Pourtant, incoercible, l'écœurement s'élargissait, surtout devant l'exagération croissante des indécences, de la terminologie malpropre des Rougon-Macquart. En vain, excusait-on tout par ce principe émis dans une préface de Thérèse Raquin:

«Je ne sais si mon roman est moral ou immoral; j'avoue que je ne me suis jamais inquiété de le rendre plus ou moins chaste. Ce que je sais, c'est que je n'ai jamais songé à y mettre les saletés qu'y découvrent les gens moraux; c'est que j'en ai décrit chaque scène, même les plus fiévreuses, avec la seule curiosité du savant.»
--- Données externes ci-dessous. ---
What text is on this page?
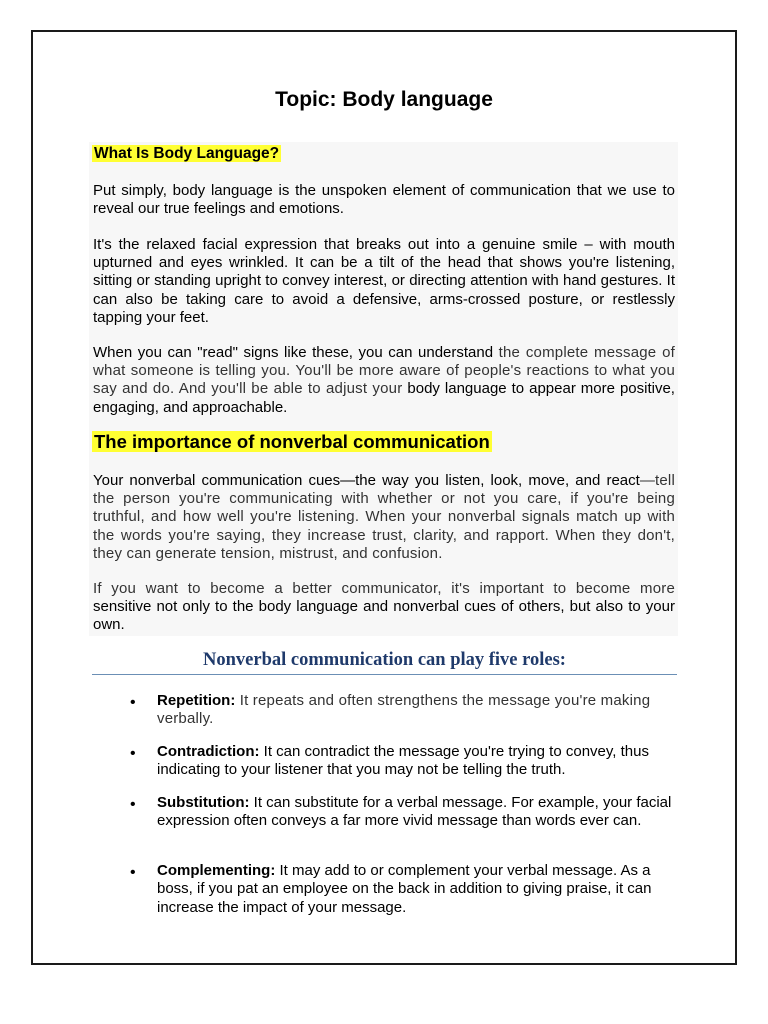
Topic: Body language
What Is Body Language?
Put simply, body language is the unspoken element of communication that we use to reveal our true feelings and emotions.
It's the relaxed facial expression that breaks out into a genuine smile – with mouth upturned and eyes wrinkled. It can be a tilt of the head that shows you're listening, sitting or standing upright to convey interest, or directing attention with hand gestures. It can also be taking care to avoid a defensive, arms-crossed posture, or restlessly tapping your feet.
When you can "read" signs like these, you can understand the complete message of what someone is telling you. You'll be more aware of people's reactions to what you say and do. And you'll be able to adjust your body language to appear more positive, engaging, and approachable.
The importance of nonverbal communication
Your nonverbal communication cues—the way you listen, look, move, and react—tell the person you're communicating with whether or not you care, if you're being truthful, and how well you're listening. When your nonverbal signals match up with the words you're saying, they increase trust, clarity, and rapport. When they don't, they can generate tension, mistrust, and confusion.
If you want to become a better communicator, it's important to become more sensitive not only to the body language and nonverbal cues of others, but also to your own.
Nonverbal communication can play five roles:
• Repetition: It repeats and often strengthens the message you're making verbally.
• Contradiction: It can contradict the message you're trying to convey, thus indicating to your listener that you may not be telling the truth.
• Substitution: It can substitute for a verbal message. For example, your facial expression often conveys a far more vivid message than words ever can.
• Complementing: It may add to or complement your verbal message. As a boss, if you pat an employee on the back in addition to giving praise, it can increase the impact of your message.
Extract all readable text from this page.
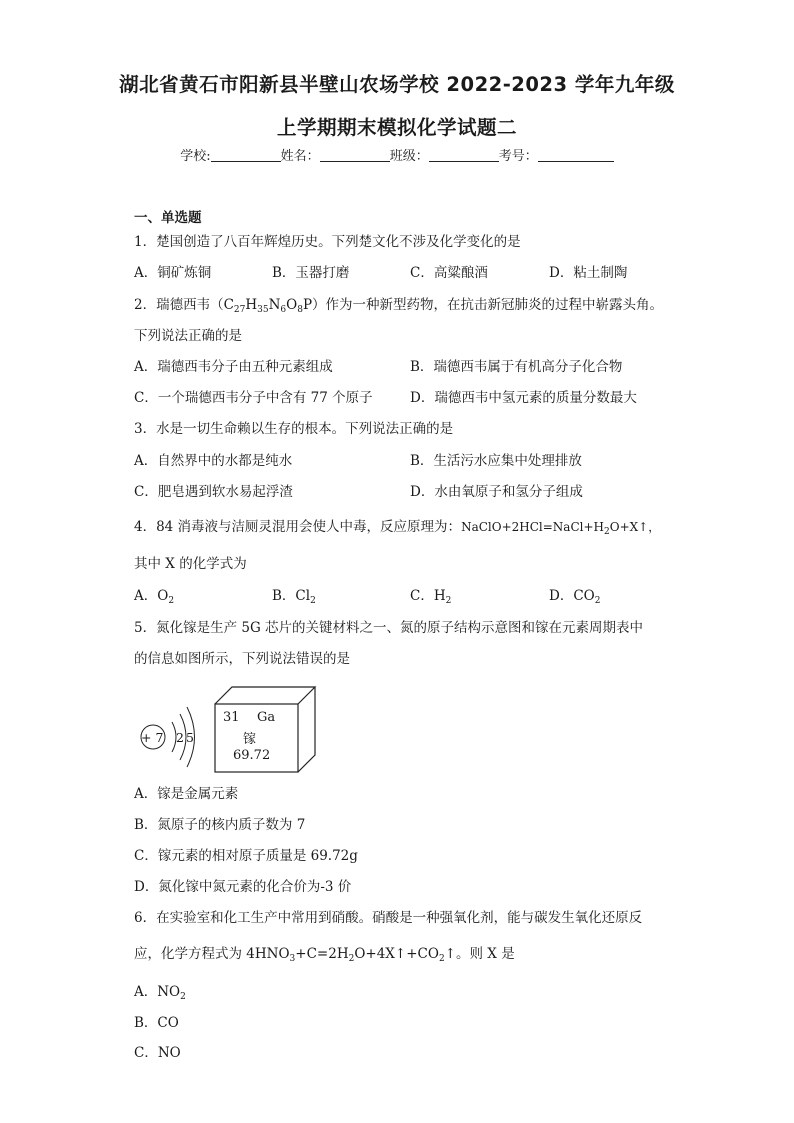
湖北省黄石市阳新县半壁山农场学校 2022-2023 学年九年级
上学期期末模拟化学试题二
学校:	姓名：	班级：	考号：
一、单选题
1．楚国创造了八百年辉煌历史。下列楚文化不涉及化学变化的是
A．铜矿炼铜	B．玉器打磨	C．高粱酿酒	D．粘土制陶
2．瑞德西韦$(C_{27}H_{35}N_6O_8P)$作为一种新型药物，在抗击新冠肺炎的过程中崭露头角。
下列说法正确的是
A．瑞德西韦分子由五种元素组成	B．瑞德西韦属于有机高分子化合物
C．一个瑞德西韦分子中含有 77 个原子	D．瑞德西韦中氢元素的质量分数最大
3．水是一切生命赖以生存的根本。下列说法正确的是
A．自然界中的水都是纯水	B．生活污水应集中处理排放
C．肥皂遇到软水易起浮渣	D．水由氧原子和氢分子组成
4．84 消毒液与洁厕灵混用会使人中毒，反应原理为：$NaClO+2HCl=NaCl+H_2O+X↑$，
其中 X 的化学式为
A．$O_2$	B．$Cl_2$	C．$H_2$	D．$CO_2$
5．氮化镓是生产 5G 芯片的关键材料之一、氮的原子结构示意图和镓在元素周期表中
的信息如图所示，下列说法错误的是
+ 7 2 5
31 Ga
镓
69.72
A．镓是金属元素
B．氮原子的核内质子数为 7
C．镓元素的相对原子质量是 69.72g
D．氮化镓中氮元素的化合价为-3 价
6．在实验室和化工生产中常用到硝酸。硝酸是一种强氧化剂，能与碳发生氧化还原反
应，化学方程式为 $4HNO_3+C=2H_2O+4X↑+CO_2↑$。则 X 是
A．$NO_2$
B．CO
C．NO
On ne demandait pas mieux que de croire, et même quelques jeunes avaient, par le besoin d'exaspérer le bourgeois, exagéré la curiosité du savant. Mais il devenait impossible de se payer d'arguments: la sensation nette, irrésistible, venait à chacun, devant telle page des Rougon, non plus d'une brutalité de document, mais d'un violent parti pris d'obscénité. Alors, tandis que les uns attribuaient la chose à une maladie des bas organes de l'écrivain, à des manies de moine solitaire, les autres y voulaient voir le développement inconscient d'une boulimie de vente, une habileté instinctive du romancier, percevant que le gros de son succès d'éditions dépendait de ce fait, que «les imbéciles achètent les Rougon-Macquart, entraînés, non pas tant par leur qualité littéraire, que par la réputation de pornographie que la vox populi y a attachée.»